There are even certain types of literary works that don't really go well when they are read vocally. A lot of people are under the as

sumption that you can take any book and you can read it and that it sounds just as good read as written.

That is not so. That is why when a book is sold for radio or television, it has to be adapted. But on top of all that, compulsory licensing system does the other terrible economic damage of constituting a tribunal's determination of mass rates which are definitely going to reach the lowest common denominator and tells the author we have taken your property, shouldered the cost which we are going to have to pay for, and now we are going to distribute it and that cost is going to come out of your royalties, too.

Mr. KASTEN MEIER. I can understand why an author might be entitled to control of his materials and why he might want some additional compensation. I guess I am persuaded that the broadcasting of a part or a whole would likely damage, commercially damage the author by public or educational broadcasting. But that is a different question.

Mr. PATTISON. What about the compensation after the performance has already appeared?

Mr. KORMAN. What happens in this industry is that people get certain standard amounts as the amounts that are paid as fees.

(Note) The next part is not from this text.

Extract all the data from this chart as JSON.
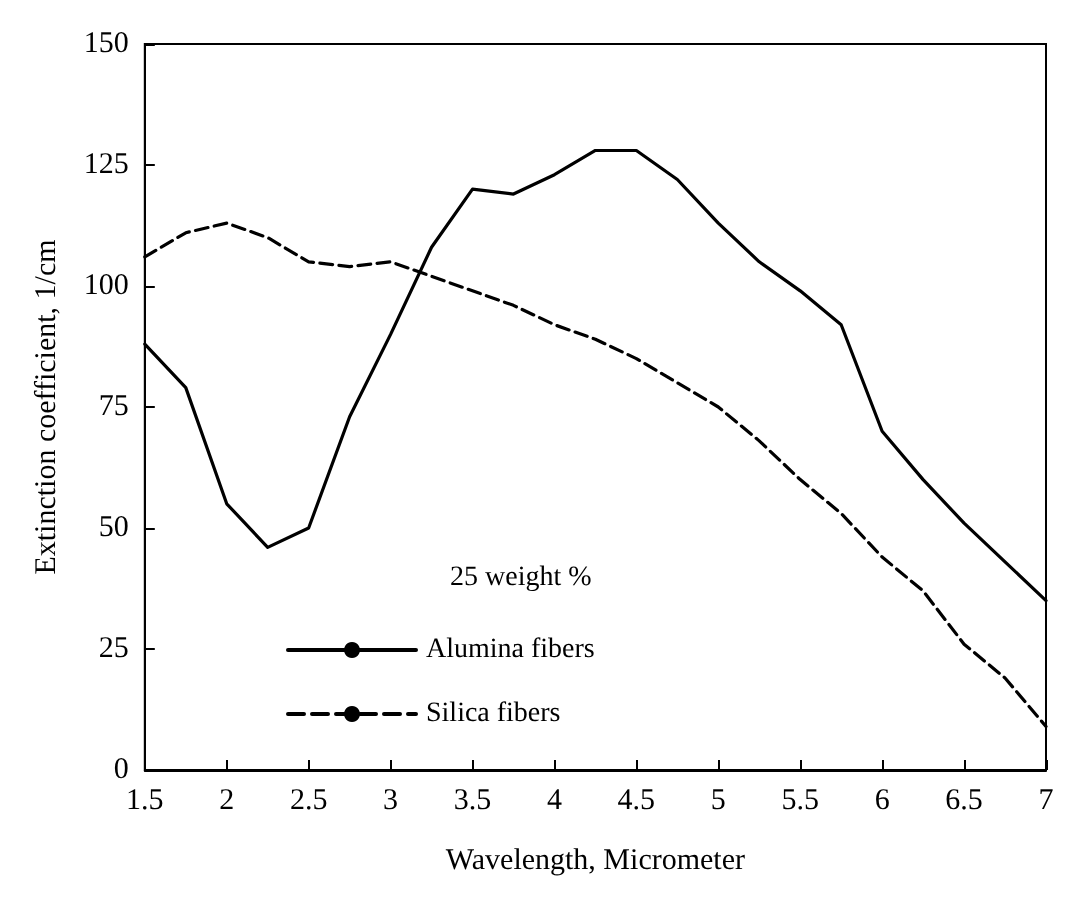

For example, in network television, commercial network television, it is understood, although there is no piece of paper on this-there used to be until 1966, but not since then-it is understood that the networks have a right to synchronize music in connection with their programs for use in a single television network show.

If they want to do a rerun, the publisher will ask for and receive $25 or $50. The particular publisher has established what he wants and everybody knows what it is. They know they can do it and what it will cost.

Mr. PATTISON. As a practical matter, it does work.

Mr. FEIST. If I might add just two points, these relationships are continuing relationships. They rarely would be one isolated license to one producer. These are business relationships which go along for a period of years. Like all business relationships, there are accommodations and goodwill.

Mr. PATTISON. The problem of classical music, you mentioned an organization that the ASCAP, BMI, SESAC

Mr. KORMAN. No. The Concert Music Broadcasters Association is a group of radio stations that specialize in what you refer to as classical music. There is no question about playing that. You don't need anyone's permission to perform it.

Mr. PATTISON. What about recording it?

Mr. KORMAN. Even for recordings.

Mr. PATTISON. If I record it and you want to use the record.

Mr. KORMAN. If a public broadcasting radio station or anybody wants to perform the RCA or Columbia recording of Mozart by the Philadelphia Orchestra, they buy the record and they play it over the station. They don't pay anybody any more than the price of the record. If their listening audience gives them the record, they don't even have to pay for the record.